Anmeldung




 

Thema der Woche 36. KW 2011

Jeder hat Anspruch auf ein Arbeitszeugnis

von Rechtsanwalt Dirk Lenzing, Münster

Jeder Arbeitnehmer hat der Anspruch auf ein Arbeitszeugnis, wenn das Arbeitsverhältnis beendet wird. Das gilt für alle Arten von Arbeitsverhältnissen unabhängig von ihrer Dauer oder des Arbeitsumfangs, also z.B. auch für 400-Euro-Kräfte.

 

Der Verpflichtung des Arbeitgebers zur Ausstellung eines Abschlusszeugnisses ist sogar gesetzlich geregelt, was nicht überall bekannt ist, § 109 GewO, § 630 BGB. Allerdings muss der Arbeitgeber auch nur dann ein Zeugnis ausstellen, wenn der Arbeitnehmer dies ausdrücklich verlangt, es sei denn, dass die Verpflichtung zur Zeugniserteilung schon im Arbeitsvertrag geregelt ist.
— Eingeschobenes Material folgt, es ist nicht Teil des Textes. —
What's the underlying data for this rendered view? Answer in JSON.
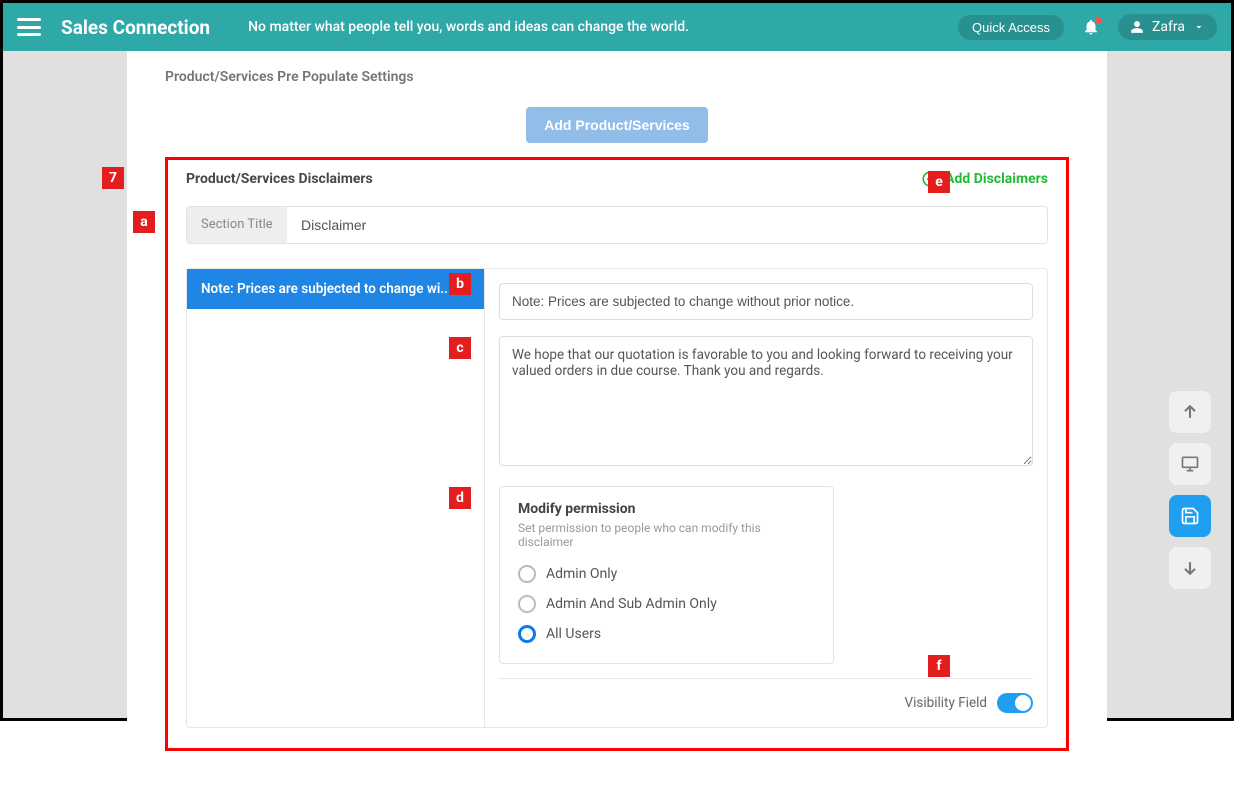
{
  "header": {
    "brand": "Sales Connection",
    "motto": "No matter what people tell you, words and ideas can change the world.",
    "quick_access": "Quick Access",
    "user_name": "Zafra"
  },
  "page": {
    "pre_populate_title": "Product/Services Pre Populate Settings",
    "add_ps_button": "Add Product/Services"
  },
  "disclaimers": {
    "section_heading": "Product/Services Disclaimers",
    "add_label": "Add Disclaimers",
    "section_title_label": "Section Title",
    "section_title_value": "Disclaimer",
    "active_tab": "Note: Prices are subjected to change wi...",
    "note_value": "Note: Prices are subjected to change without prior notice.",
    "body_text": "We hope that our quotation is favorable to you and looking forward to receiving your valued orders in due course. Thank you and regards.",
    "permissions": {
      "title": "Modify permission",
      "subtitle": "Set permission to people who can modify this disclaimer",
      "options": [
        {
          "label": "Admin Only",
          "selected": false
        },
        {
          "label": "Admin And Sub Admin Only",
          "selected": false
        },
        {
          "label": "All Users",
          "selected": true
        }
      ]
    },
    "visibility_label": "Visibility Field",
    "visibility_on": true
  },
  "annotations": {
    "7": "7",
    "a": "a",
    "b": "b",
    "c": "c",
    "d": "d",
    "e": "e",
    "f": "f"
  }
}
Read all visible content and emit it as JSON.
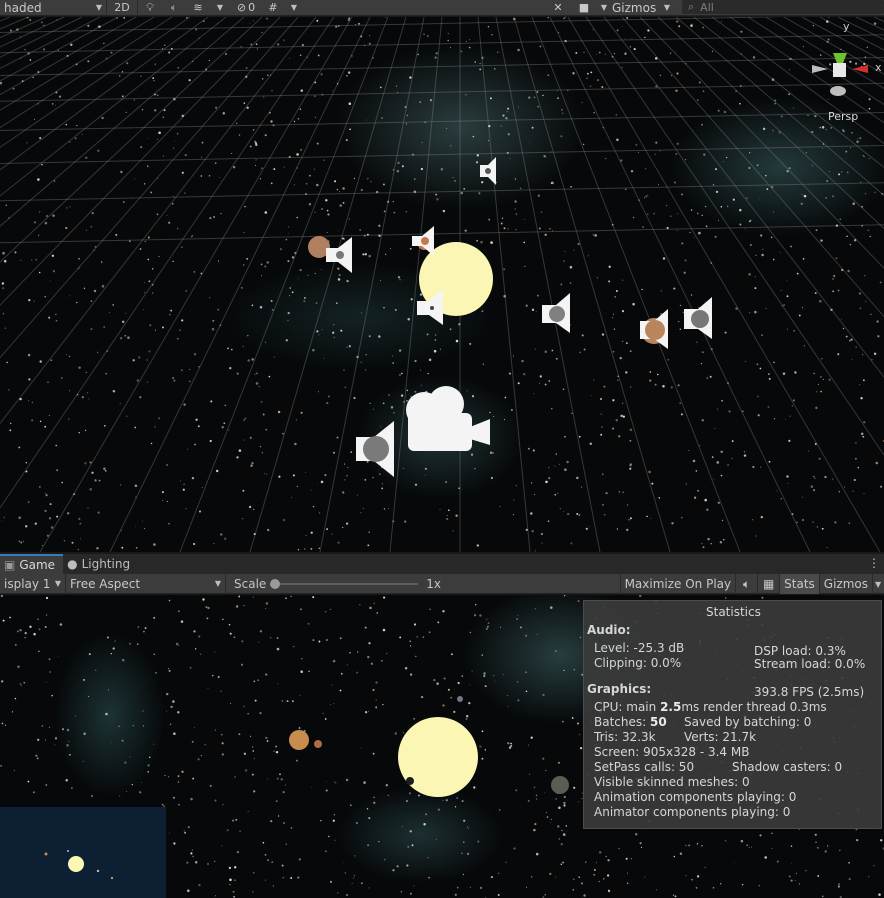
{
  "scene_toolbar": {
    "shading_mode": "haded",
    "btn_2d": "2D",
    "hidden_count": "0",
    "gizmos": "Gizmos",
    "search_placeholder": "All"
  },
  "scene_view": {
    "gizmo_persp": "Persp",
    "axis_y": "y",
    "axis_x": "x"
  },
  "game_panel": {
    "tabs": [
      {
        "label": "Game"
      },
      {
        "label": "Lighting"
      }
    ],
    "display": "isplay 1",
    "aspect": "Free Aspect",
    "scale_label": "Scale",
    "scale_value": "1x",
    "maximize_on_play": "Maximize On Play",
    "stats": "Stats",
    "gizmos": "Gizmos"
  },
  "statistics": {
    "title": "Statistics",
    "audio_header": "Audio:",
    "level": "Level: -25.3 dB",
    "clipping": "Clipping: 0.0%",
    "dsp_load": "DSP load: 0.3%",
    "stream_load": "Stream load: 0.0%",
    "graphics_header": "Graphics:",
    "fps": "393.8 FPS (2.5ms)",
    "cpu_prefix": "CPU: main ",
    "cpu_main": "2.5",
    "cpu_suffix": "ms  render thread 0.3ms",
    "batches_prefix": "Batches: ",
    "batches": "50",
    "saved_by_batching": "Saved by batching: 0",
    "tris": "Tris: 32.3k",
    "verts": "Verts: 21.7k",
    "screen": "Screen: 905x328 - 3.4 MB",
    "setpass": "SetPass calls: 50",
    "shadow_casters": "Shadow casters: 0",
    "visible_skinned": "Visible skinned meshes: 0",
    "animation_components": "Animation components playing: 0",
    "animator_components": "Animator components playing: 0"
  },
  "colors": {
    "sun": "#fbf6b4",
    "accent_tab": "#3a79bb",
    "stats_bg": "#3a3a3a"
  }
}
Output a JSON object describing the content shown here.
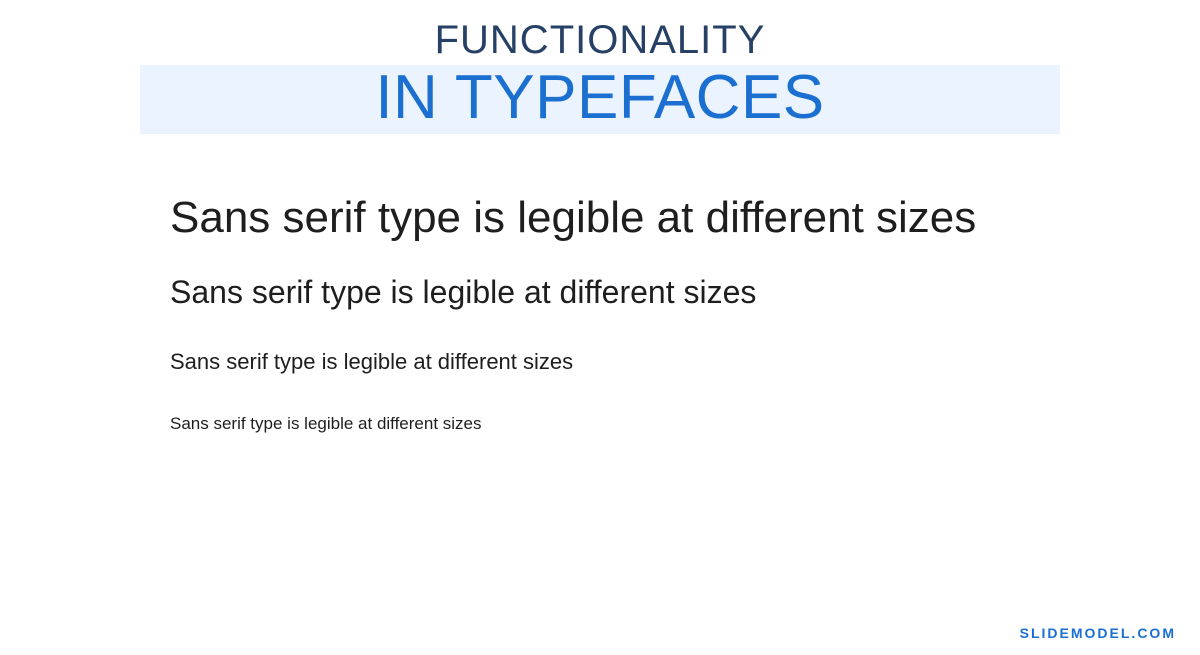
{
  "header": {
    "top": "FUNCTIONALITY",
    "main": "IN TYPEFACES"
  },
  "samples": {
    "line1": "Sans serif type is legible at different sizes",
    "line2": "Sans serif type is legible at different sizes",
    "line3": "Sans serif type is legible at different sizes",
    "line4": "Sans serif type is legible at different sizes"
  },
  "footer": {
    "brand": "SLIDEMODEL.COM"
  }
}
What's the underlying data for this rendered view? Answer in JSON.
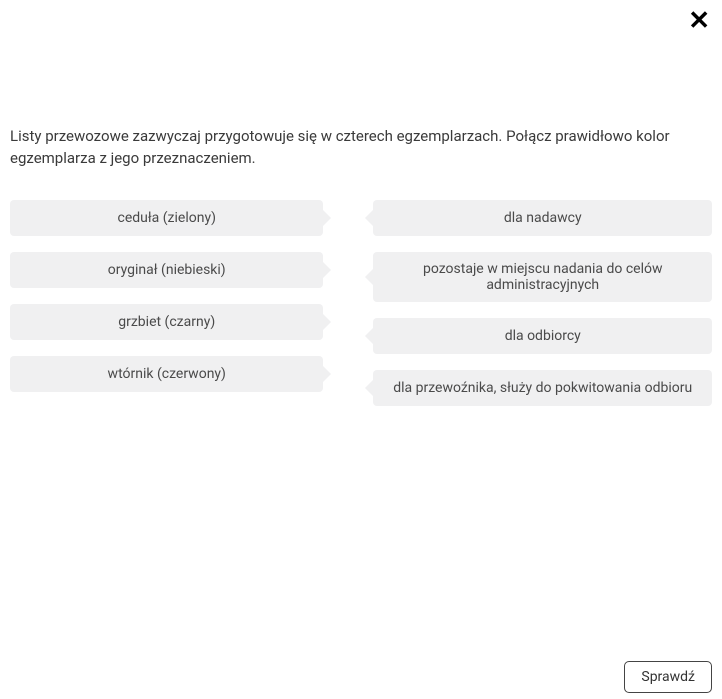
{
  "close_label": "✕",
  "question": "Listy przewozowe zazwyczaj przygotowuje się w czterech egzemplarzach. Połącz prawidłowo kolor egzemplarza z jego przeznaczeniem.",
  "left": [
    "ceduła (zielony)",
    "oryginał (niebieski)",
    "grzbiet (czarny)",
    "wtórnik (czerwony)"
  ],
  "right": [
    "dla nadawcy",
    "pozostaje w miejscu nadania do celów administracyjnych",
    "dla odbiorcy",
    "dla przewoźnika, służy do pokwitowania odbioru"
  ],
  "check_button": "Sprawdź"
}
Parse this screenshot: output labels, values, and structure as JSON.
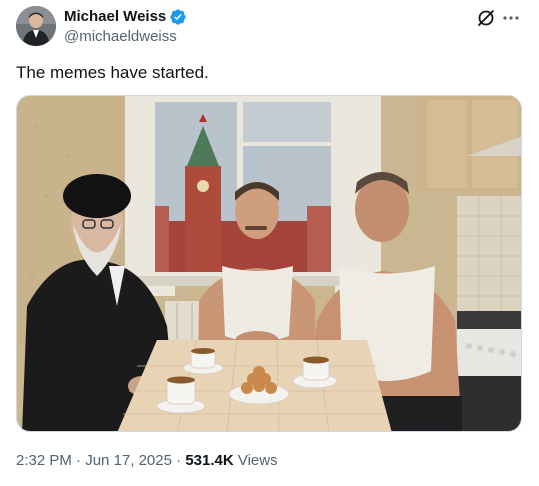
{
  "author": {
    "name": "Michael Weiss",
    "handle": "@michaeldweiss",
    "verified": true,
    "verified_color": "#1d9bf0"
  },
  "icons": {
    "grok": "grok-icon",
    "more": "more-icon",
    "verified": "verified-badge-icon"
  },
  "tweet": {
    "text": "The memes have started."
  },
  "media": {
    "type": "photo"
  },
  "meta": {
    "time": "2:32 PM",
    "separator_1": " · ",
    "date": "Jun 17, 2025",
    "separator_2": " · ",
    "views_count": "531.4K",
    "views_label": " Views"
  },
  "colors": {
    "text_primary": "#0f1419",
    "text_secondary": "#536471",
    "border": "#cfd9de"
  }
}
Weitere Besonderheiten gelten für Ausbildungsverhältnisse. § 16 BBiG verlangt von jedem Ausbilder nach Abschluss der Berufsausbildung ein Zeugnis auch ohne Anforderung auszustellen.

 

Mitarbeiter muß Zeugnis abholen

 

Mitarbeiter übersehen oft, dass es sich beim Zeugnis um eine Holschuld handelt, d.h. der Arbeitgeber ist nur im Ausnahmefall zur Übersendung des Zeugnisses verpflichtet, z.B. wenn dem Mitarbeiter die Abholung unzumutbar ist. Zudem kann sich ein Arbeitgeber nicht unbegrenzt Zeit lassen, wenn er sein Zeugnis einfordern will. Nach der in diesem Punkt etwas uneinheitlichen Rechtsprechung verwirkt der Zeugnisanspruch spätestens nach zwölf Monaten.

 

Arbeitgeber muß Zeugnis ausstellen

 

Umgekehrt können Arbeitgeber den Wunsch nach einem Zeugnis nicht einfach ignorieren. Vielmehr müssen sie in diesem Zusammenhang alles Zumutbare unternehmen, um den Zeugnisanspruch eines Mitarbeiters zu erfüllen. Anderenfalls riskieren sie ein Zwangsgeld.

 

Behauptet ein Arbeitnehmer, niemals ein Zeugnis erhalten zu haben, muss der Arbeitgeber deshalb erforderlichenfalls ein zweites Zeugnis ausstellen, wenn er das Gegenteil nicht beweisen und den Zugang nicht belegen kann. Beharrt er allein auf dem Standpunkt, das Zeugnis zur Post gegeben zu haben, macht er es sich jedenfalls zu einfach und riskiert ein Zwangsgeld (LAG Rheinland-Pfalz, 15.03.2011 - 10 Ta 45/11).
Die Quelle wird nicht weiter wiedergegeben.